Sagen wir fast nirgendwo. Immerhin sickert die bange Befürchtung, mit unserem politischen System könnte irgendetwas, womöglich sogar etwas Gröberes, nicht stimmen, doch langsam in unser Bewusstsein durch. Dabei ist man selbst oft hin- und hergerissen zwischen den Extremen: Ist Österreich jetzt tatsächlich schon ein Failing State im Anfangsstadium oder doch nur ein Land, dessen Bewohner ihre Neigung zum elaborierten Jammern auf hohem, ja höchstem Niveau exzessiv ausleben?

Nicht einmal der Vergleich, ansonsten ein untrügerisches Mittel, sich Gewissheit über objektive Tatsachen zu verschaffen, sorgt für Sicherheit. Tatsächlich gibt es weltweit allenfalls eine Handvoll Staaten, die es punkto Lebensqualität, Wohlstand und sozialer Sicherheit mit Österreich aufnehmen können.
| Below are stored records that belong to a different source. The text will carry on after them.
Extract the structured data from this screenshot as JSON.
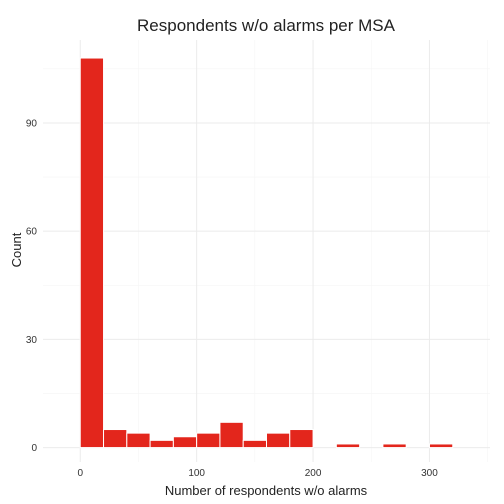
{
  "chart_data": {
    "type": "bar",
    "title": "Respondents w/o alarms per MSA",
    "xlabel": "Number of respondents w/o alarms",
    "ylabel": "Count",
    "xlim": [
      -32,
      352
    ],
    "ylim": [
      -4,
      113
    ],
    "x_ticks": [
      0,
      100,
      200,
      300
    ],
    "y_ticks": [
      0,
      30,
      60,
      90
    ],
    "bin_width": 20,
    "grid": true,
    "legend": "none",
    "bar_color": "#e3261c",
    "bar_outline": "#ffffff",
    "bins": [
      {
        "x_start": 0,
        "x_end": 20,
        "count": 108
      },
      {
        "x_start": 20,
        "x_end": 40,
        "count": 5
      },
      {
        "x_start": 40,
        "x_end": 60,
        "count": 4
      },
      {
        "x_start": 60,
        "x_end": 80,
        "count": 2
      },
      {
        "x_start": 80,
        "x_end": 100,
        "count": 3
      },
      {
        "x_start": 100,
        "x_end": 120,
        "count": 4
      },
      {
        "x_start": 120,
        "x_end": 140,
        "count": 7
      },
      {
        "x_start": 140,
        "x_end": 160,
        "count": 2
      },
      {
        "x_start": 160,
        "x_end": 180,
        "count": 4
      },
      {
        "x_start": 180,
        "x_end": 200,
        "count": 5
      },
      {
        "x_start": 200,
        "x_end": 220,
        "count": 0
      },
      {
        "x_start": 220,
        "x_end": 240,
        "count": 1
      },
      {
        "x_start": 240,
        "x_end": 260,
        "count": 0
      },
      {
        "x_start": 260,
        "x_end": 280,
        "count": 1
      },
      {
        "x_start": 280,
        "x_end": 300,
        "count": 0
      },
      {
        "x_start": 300,
        "x_end": 320,
        "count": 1
      }
    ]
  }
}
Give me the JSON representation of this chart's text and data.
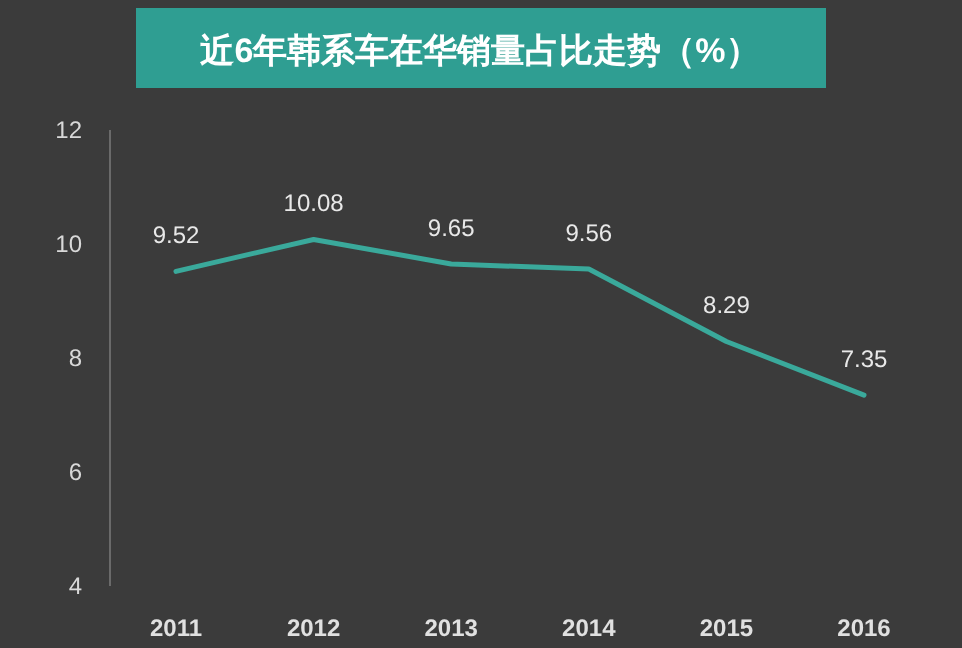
{
  "chart_data": {
    "type": "line",
    "title": "近6年韩系车在华销量占比走势（%）",
    "categories": [
      "2011",
      "2012",
      "2013",
      "2014",
      "2015",
      "2016"
    ],
    "series": [
      {
        "color": "#3aa99b",
        "values": [
          9.52,
          10.08,
          9.65,
          9.56,
          8.29,
          7.35
        ]
      }
    ],
    "ylim": [
      4,
      12
    ],
    "yticks": [
      4,
      6,
      8,
      10,
      12
    ],
    "data_labels": true
  }
}
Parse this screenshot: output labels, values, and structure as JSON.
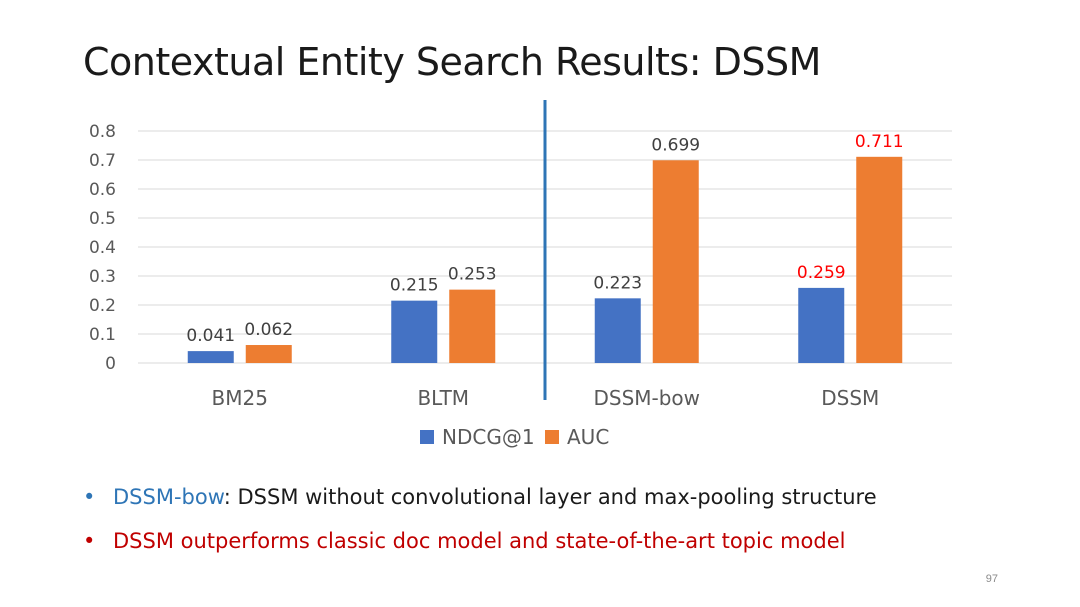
{
  "slide": {
    "title": "Contextual Entity Search Results: DSSM",
    "page_number": "97"
  },
  "bullets": [
    {
      "keyword": "DSSM-bow",
      "text": ": DSSM without convolutional layer and max-pooling structure",
      "keyword_color": "#2e75b6"
    },
    {
      "text": "DSSM outperforms classic doc model and state-of-the-art topic model",
      "color": "#c00000"
    }
  ],
  "chart_data": {
    "type": "bar",
    "categories": [
      "BM25",
      "BLTM",
      "DSSM-bow",
      "DSSM"
    ],
    "series": [
      {
        "name": "NDCG@1",
        "values": [
          0.041,
          0.215,
          0.223,
          0.259
        ],
        "color": "#4472c4",
        "labels": [
          "0.041",
          "0.215",
          "0.223",
          "0.259"
        ],
        "label_colors": [
          "#404040",
          "#404040",
          "#404040",
          "#ff0000"
        ]
      },
      {
        "name": "AUC",
        "values": [
          0.062,
          0.253,
          0.699,
          0.711
        ],
        "color": "#ed7d31",
        "labels": [
          "0.062",
          "0.253",
          "0.699",
          "0.711"
        ],
        "label_colors": [
          "#404040",
          "#404040",
          "#404040",
          "#ff0000"
        ]
      }
    ],
    "ylim": [
      0,
      0.8
    ],
    "yticks": [
      "0",
      "0.1",
      "0.2",
      "0.3",
      "0.4",
      "0.5",
      "0.6",
      "0.7",
      "0.8"
    ],
    "grid": true,
    "legend_position": "bottom",
    "divider_after_category": "BLTM",
    "divider_color": "#2e75b6"
  }
}
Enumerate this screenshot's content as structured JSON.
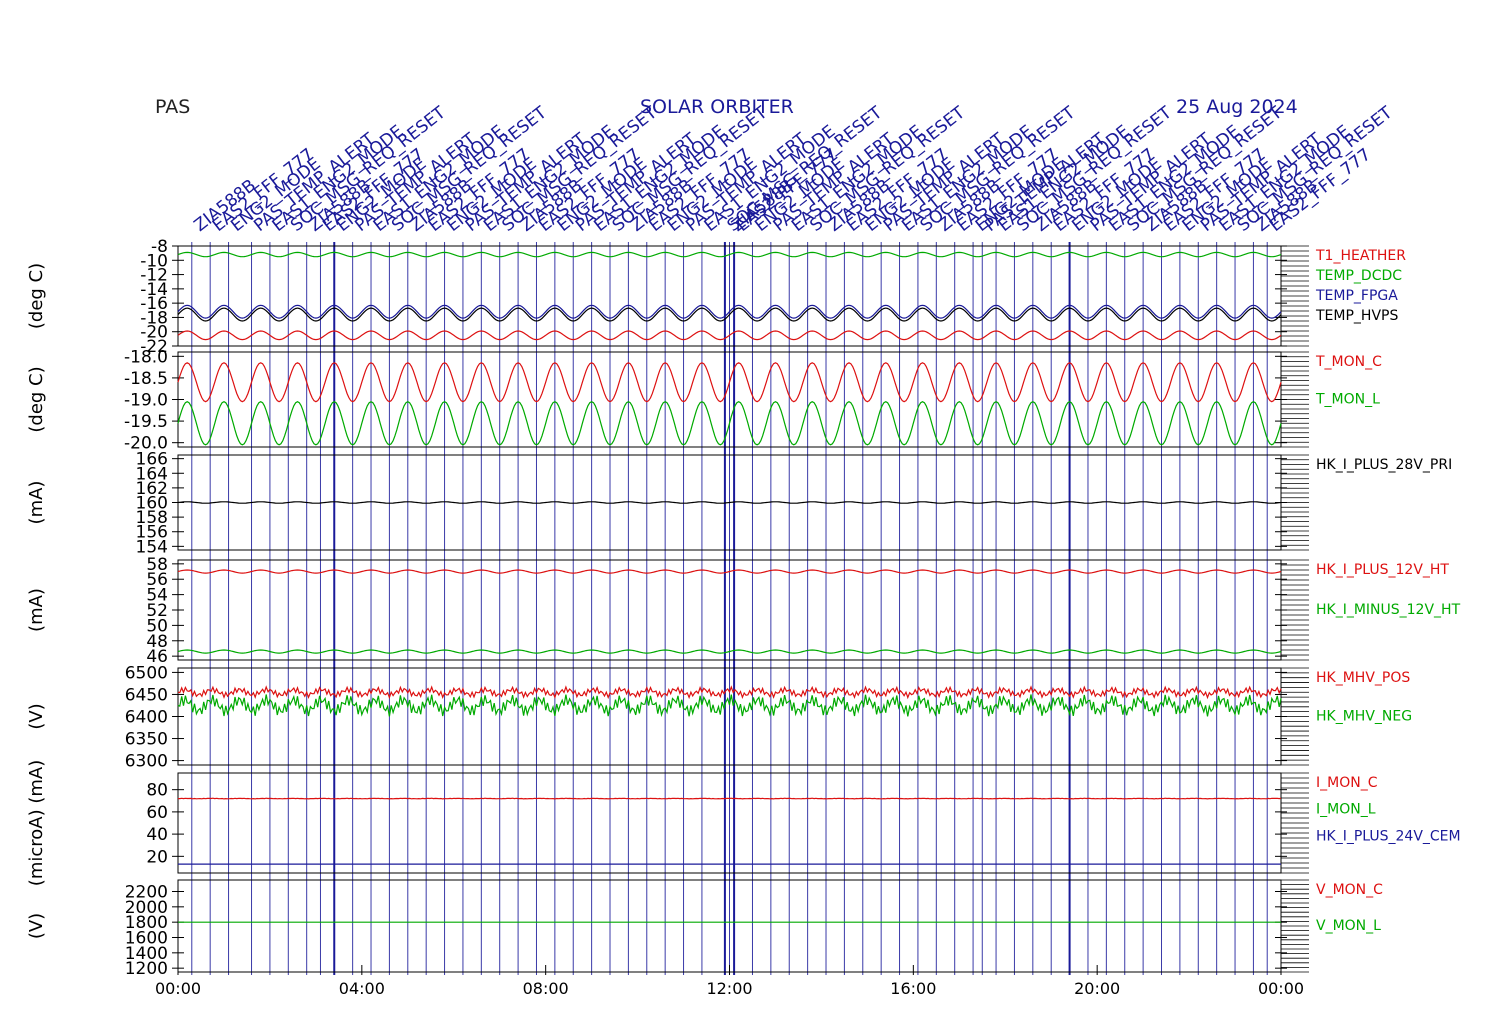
{
  "header": {
    "instrument": "PAS",
    "mission": "SOLAR ORBITER",
    "date": "25 Aug 2024"
  },
  "event_annotations": {
    "labels": [
      "ZIA588B",
      "EAS2_FFF_777",
      "ENG2_MODE",
      "PAS_TEMP_ALERT",
      "EAS1_ENG2_MODE",
      "SOC_MSG_REQ_RESET"
    ],
    "color": "#1a1a99"
  },
  "colors": {
    "red": "#dd1111",
    "green": "#00aa00",
    "blue": "#1a1a99",
    "black": "#000000",
    "frame": "#000000"
  },
  "chart_data": {
    "type": "line",
    "x_axis": {
      "range": [
        "00:00",
        "24:00"
      ],
      "tick_labels": [
        "00:00",
        "04:00",
        "08:00",
        "12:00",
        "16:00",
        "20:00",
        "00:00"
      ]
    },
    "panels": [
      {
        "ylabel": "(deg C)",
        "ylim": [
          -22,
          -8
        ],
        "ticks": [
          "-8",
          "-10",
          "-12",
          "-14",
          "-16",
          "-18",
          "-20",
          "-22"
        ],
        "series": [
          {
            "name": "T1_HEATHER",
            "color": "red",
            "mean": -20.5,
            "amp": 0.6,
            "periods": 30
          },
          {
            "name": "TEMP_DCDC",
            "color": "green",
            "mean": -9.2,
            "amp": 0.3,
            "periods": 30
          },
          {
            "name": "TEMP_FPGA",
            "color": "blue",
            "mean": -17.2,
            "amp": 0.9,
            "periods": 30
          },
          {
            "name": "TEMP_HVPS",
            "color": "black",
            "mean": -17.6,
            "amp": 0.9,
            "periods": 30
          }
        ]
      },
      {
        "ylabel": "(deg C)",
        "ylim": [
          -20.1,
          -17.9
        ],
        "ticks": [
          "-18.0",
          "-18.5",
          "-19.0",
          "-19.5",
          "-20.0"
        ],
        "series": [
          {
            "name": "T_MON_C",
            "color": "red",
            "mean": -18.6,
            "amp": 0.45,
            "periods": 30
          },
          {
            "name": "T_MON_L",
            "color": "green",
            "mean": -19.55,
            "amp": 0.5,
            "periods": 30
          }
        ]
      },
      {
        "ylabel": "(mA)",
        "ylim": [
          153.5,
          166.5
        ],
        "ticks": [
          "166",
          "164",
          "162",
          "160",
          "158",
          "156",
          "154"
        ],
        "series": [
          {
            "name": "HK_I_PLUS_28V_PRI",
            "color": "black",
            "mean": 160.0,
            "amp": 0.1,
            "periods": 30
          }
        ]
      },
      {
        "ylabel": "(mA)",
        "ylim": [
          45.5,
          58.5
        ],
        "ticks": [
          "58",
          "56",
          "54",
          "52",
          "50",
          "48",
          "46"
        ],
        "series": [
          {
            "name": "HK_I_PLUS_12V_HT",
            "color": "red",
            "mean": 57.0,
            "amp": 0.2,
            "periods": 30
          },
          {
            "name": "HK_I_MINUS_12V_HT",
            "color": "green",
            "mean": 46.6,
            "amp": 0.2,
            "periods": 30
          }
        ]
      },
      {
        "ylabel": "(V)",
        "ylim": [
          6290,
          6510
        ],
        "ticks": [
          "6500",
          "6450",
          "6400",
          "6350",
          "6300"
        ],
        "series": [
          {
            "name": "HK_MHV_POS",
            "color": "red",
            "mean": 6455,
            "amp": 12,
            "periods": 0
          },
          {
            "name": "HK_MHV_NEG",
            "color": "green",
            "mean": 6425,
            "amp": 25,
            "periods": 0
          }
        ]
      },
      {
        "ylabel": "(microA) (mA)",
        "ylim": [
          5,
          95
        ],
        "ticks": [
          "80",
          "60",
          "40",
          "20"
        ],
        "series": [
          {
            "name": "I_MON_C",
            "color": "red",
            "mean": 72,
            "amp": 0.3,
            "periods": 0
          },
          {
            "name": "I_MON_L",
            "color": "green",
            "mean": null,
            "amp": 0,
            "periods": 0
          },
          {
            "name": "HK_I_PLUS_24V_CEM",
            "color": "blue",
            "mean": 13,
            "amp": 0,
            "periods": 0
          }
        ]
      },
      {
        "ylabel": "(V)",
        "ylim": [
          1150,
          2350
        ],
        "ticks": [
          "2200",
          "2000",
          "1800",
          "1600",
          "1400",
          "1200"
        ],
        "series": [
          {
            "name": "V_MON_C",
            "color": "red",
            "mean": null,
            "amp": 0,
            "periods": 0
          },
          {
            "name": "V_MON_L",
            "color": "green",
            "mean": 1800,
            "amp": 0,
            "periods": 0
          }
        ]
      }
    ],
    "event_times_h": [
      0.3,
      0.7,
      1.1,
      1.6,
      2.0,
      2.4,
      2.8,
      3.1,
      3.4,
      3.8,
      4.2,
      4.6,
      5.0,
      5.4,
      5.8,
      6.2,
      6.6,
      7.0,
      7.4,
      7.8,
      8.2,
      8.6,
      9.0,
      9.4,
      9.8,
      10.2,
      10.6,
      11.0,
      11.4,
      11.9,
      12.0,
      12.1,
      12.5,
      12.9,
      13.3,
      13.7,
      14.1,
      14.5,
      14.9,
      15.3,
      15.7,
      16.1,
      16.5,
      16.9,
      17.3,
      17.5,
      17.8,
      18.2,
      18.6,
      19.0,
      19.4,
      19.8,
      20.2,
      20.6,
      21.0,
      21.4,
      21.8,
      22.2,
      22.6,
      23.0,
      23.4,
      23.7
    ],
    "bold_event_times_h": [
      3.4,
      11.9,
      12.1,
      19.4
    ]
  }
}
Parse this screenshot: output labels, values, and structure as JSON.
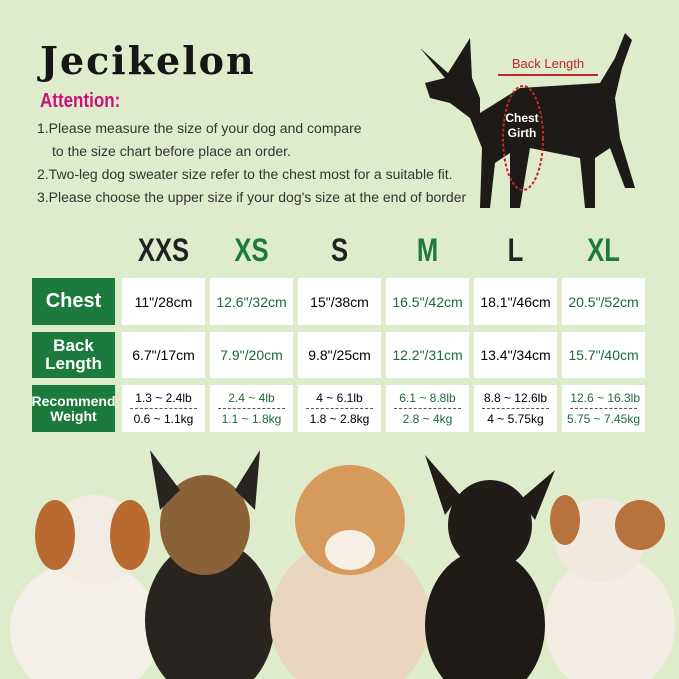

Das Problem ist, dass sich dieses positive Lebensgefühl immer weniger mit der Sinnkrise des politischen Systems in Einklang bringen lässt. Tatsächlich driften beide Welten, die sozio-ökonomische wie die politische, weiter auseinander. Was wird geschehen, wenn sich die beiden, konkretisiert in Wählern und Politikern, nur noch an jenem Tag X begegnen, der vom Wahltag zum Zahltag aller Zornigen, Frustrierten und Enttäuschten mutiert - und dem alle anderen einfach fernbleiben?

Unpraktischerweise ist die Problemlage verworren. Individuelles mischt sich mit systemischem Versagen, die Institutionen blockieren sich mindestens so sehr wie die persönlichen Netzwerke. Und dem Bürger als Souverän wird seine angestammte Rolle als Deus ex Machina verwehrt, weil sein Urteil im Dickicht der Kompetenzverwirrungen entweder ignoriert oder bis zur Unkenntlichkeit verzerrt wird.

Dass es so nicht - oder wenn, dann nur schlecht - weitergehen kann, dieses Gefühl rückt dem innersten Kreis der Politik allerdings immer näher.

Kommenden Freitag veranstaltet die Arge Zukunft der Demokratie der Österreichischen Forschungsgemeinschaft ihre Auftaktkonferenz. Im Dachfoyer des Wiener Juridicums (Schottenbastei 10-16) durchmessen Experten die Problemzonen der Republik. Mastermind der Arge Zukunft der Demokratie ist der Politologe Reinhard Heinisch. Beginn ist um 9 Uhr. Die Teilnahme aktiver Politik wäre wünschenswert.